The sample rate is the number of samples taken each second, measured in hertz (Hz). A rate of 44{,}100\text{ Hz} — the standard for CDs — means the height is measured 44{,}100 times a second. Take samples more often (dots closer together) and the joined-up dots hug the real curve much more tightly.

Bit depth — how precisely we record each height

The bit depth is how many bits we use to store each single sample. With n bits, a sample can be one of 2^n different height levels. So:

8-bit gives 2^8 = 256 possible heights;
16-bit gives 2^{16} = 65{,}536 heights (CD quality).

More levels means each dot can sit closer to the true height of the wave, instead of being rounded to the nearest available rung.

Digital sound is captured by two settings:

Sample rate — samples per second, in Hz (how often the height is measured).
Bit depth — bits per sample (how finely each height is recorded, giving 2^n levels).

Working out the file size

Every second we take (sample rate) samples, and each sample costs (bit depth) bits. Stereo sound has two channels (left and right), so everything doubles. Multiply it all together:

\text{size (bits)} = \text{sample rate} \times \text{bit depth} \times \text{seconds} \times \text{channels}

Divide by 8 to get bytes, then by 1024 for kibibytes, and again for mebibytes. This program does the whole calculation — change the numbers and press Run:

// A 30-second stereo clip at CD quality. Change any of these and Run! const sampleRate: number = 44100; // samples per second (Hz) const bitDepth: number = 16; // bits per sample const seconds: number = 30; // how long the clip is const channels: number = 2; // 1 = mono, 2 = stereo const bits: number = sampleRate * bitDepth * seconds * channels; const bytes: number = bits / 8; const kib: number = bytes / 1024; const mib: number = kib / 1024; console.log("Total bits: " + bits.toLocaleString()); console.log("Bytes: " + bytes.toLocaleString()); console.log("KiB: " + kib.toFixed(1)); console.log("MiB: " + mib.toFixed(2));

Notice how quickly it grows: a single three-minute stereo song at CD quality is over 30\text{ MB} — which is exactly why we invented compressed formats like MP3.

The quality-versus-size trade-off

Look back at the formula: every factor multiplies the size. Doubling the sample rate doubles the file. Doubling the bit depth doubles it too. Higher settings sound better but cost more storage and bandwidth — so engineers pick the lowest settings that still sound good enough for the job. A phone call uses a low rate (voices don't need much detail); a music studio uses a very high one.
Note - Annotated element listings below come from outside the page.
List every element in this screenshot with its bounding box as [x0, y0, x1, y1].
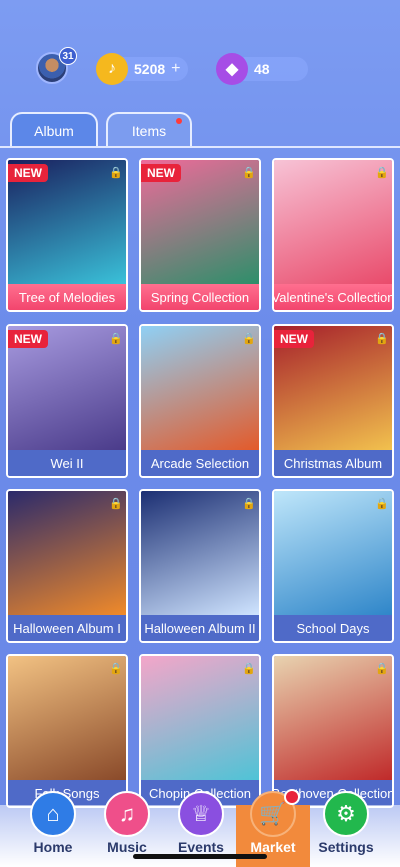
- gear-icon: ⚙: [323, 791, 369, 837]
- gem-value: 48: [254, 61, 270, 77]
- new-badge: NEW: [8, 164, 48, 182]
- diamond-icon: ◆: [216, 53, 248, 85]
- home-indicator: [133, 854, 267, 859]
- gem-counter[interactable]: ◆ 48: [216, 53, 308, 85]
- album-cover-art: [141, 491, 259, 615]
- album-title: Valentine's Collection: [274, 284, 392, 310]
- album-card[interactable]: NEW 🔒 Christmas Album: [272, 324, 394, 478]
- album-cover-art: [141, 656, 259, 780]
- nav-market-label: Market: [250, 839, 296, 855]
- album-card[interactable]: 🔒 Halloween Album I: [6, 489, 128, 643]
- album-cover-art: [274, 491, 392, 615]
- avatar-level-badge: 31: [59, 47, 77, 65]
- album-title: Halloween Album I: [8, 615, 126, 641]
- new-badge: NEW: [274, 330, 314, 348]
- nav-home[interactable]: ⌂ Home: [17, 791, 89, 867]
- album-title: Tree of Melodies: [8, 284, 126, 310]
- album-title: School Days: [274, 615, 392, 641]
- lock-icon: 🔒: [109, 497, 123, 510]
- coin-counter[interactable]: ♪ 5208 +: [96, 53, 188, 85]
- music-note-icon: ♫: [104, 791, 150, 837]
- lock-icon: 🔒: [109, 662, 123, 675]
- album-card[interactable]: 🔒 Arcade Selection: [139, 324, 261, 478]
- album-card[interactable]: 🔒 Halloween Album II: [139, 489, 261, 643]
- album-cover-art: [8, 491, 126, 615]
- tab-items-label: Items: [131, 123, 167, 139]
- album-card[interactable]: NEW 🔒 Tree of Melodies: [6, 158, 128, 312]
- album-cover-art: [274, 160, 392, 284]
- lock-icon: 🔒: [109, 166, 123, 179]
- lock-icon: 🔒: [375, 166, 389, 179]
- album-title: Christmas Album: [274, 450, 392, 476]
- notification-dot: [176, 118, 182, 124]
- new-badge: NEW: [8, 330, 48, 348]
- lock-icon: 🔒: [242, 166, 256, 179]
- lock-icon: 🔒: [375, 662, 389, 675]
- new-badge: NEW: [141, 164, 181, 182]
- nav-settings-label: Settings: [318, 839, 374, 855]
- album-title: Wei II: [8, 450, 126, 476]
- album-title: Arcade Selection: [141, 450, 259, 476]
- nav-home-label: Home: [33, 839, 73, 855]
- album-card[interactable]: 🔒 Beethoven Collection: [272, 654, 394, 808]
- album-card[interactable]: NEW 🔒 Spring Collection: [139, 158, 261, 312]
- album-card[interactable]: 🔒 School Days: [272, 489, 394, 643]
- lock-icon: 🔒: [375, 332, 389, 345]
- lock-icon: 🔒: [375, 497, 389, 510]
- album-title: Halloween Album II: [141, 615, 259, 641]
- lock-icon: 🔒: [242, 662, 256, 675]
- album-card[interactable]: NEW 🔒 Wei II: [6, 324, 128, 478]
- album-cover-art: [8, 656, 126, 780]
- album-cover-art: [274, 656, 392, 780]
- tab-items[interactable]: Items: [106, 112, 192, 148]
- tab-album-label: Album: [34, 123, 74, 139]
- album-title: Spring Collection: [141, 284, 259, 310]
- tab-bar: Album Items: [10, 112, 192, 148]
- nav-music-label: Music: [107, 839, 147, 855]
- album-card[interactable]: 🔒 Valentine's Collection: [272, 158, 394, 312]
- home-icon: ⌂: [30, 791, 76, 837]
- album-card[interactable]: 🔒 Chopin Collection: [139, 654, 261, 808]
- lock-icon: 🔒: [109, 332, 123, 345]
- nav-settings[interactable]: ⚙ Settings: [310, 791, 382, 867]
- top-bar: 31 ♪ 5208 + ◆ 48: [0, 47, 400, 86]
- coin-icon: ♪: [96, 53, 128, 85]
- album-card[interactable]: 🔒 Folk Songs: [6, 654, 128, 808]
- coin-value: 5208: [134, 61, 166, 77]
- album-cover-art: [141, 326, 259, 450]
- lock-icon: 🔒: [242, 332, 256, 345]
- trophy-icon: ♕: [178, 791, 224, 837]
- market-notification-dot: [284, 789, 300, 805]
- nav-events-label: Events: [178, 839, 224, 855]
- tab-album[interactable]: Album: [10, 112, 98, 148]
- add-coins-button[interactable]: +: [171, 60, 180, 78]
- tab-divider: [0, 146, 400, 148]
- lock-icon: 🔒: [242, 497, 256, 510]
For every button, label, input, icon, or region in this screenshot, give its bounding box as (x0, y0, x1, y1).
It is tempting to think "more is always better — turn everything up!" But sample rate and bit depth are a trade-off, not a free upgrade. A higher sample rate and a higher bit depth do give better, more accurate sound — but they also make the file bigger, every single time. There is no setting that is both more accurate and smaller.

And remember: no matter how high you go, sampling only ever approximates the smooth wave. The stored dots are joined by straight-ish steps, never the true curve. More samples (and more levels) get you closer to the original — but you never quite reach the perfect, continuous wave you started with.

There's a beautiful rule here, discovered by Harry Nyquist and Claude Shannon: to capture a sound faithfully you must sample at least twice as fast as the highest note in it. Human ears top out around 20{,}000\text{ Hz}, so CDs sample at 44{,}100\text{ Hz} — a bit more than double — and that's enough to fool your ear completely. Sample too slowly and high notes fold down into weird low buzzes, an error called aliasing.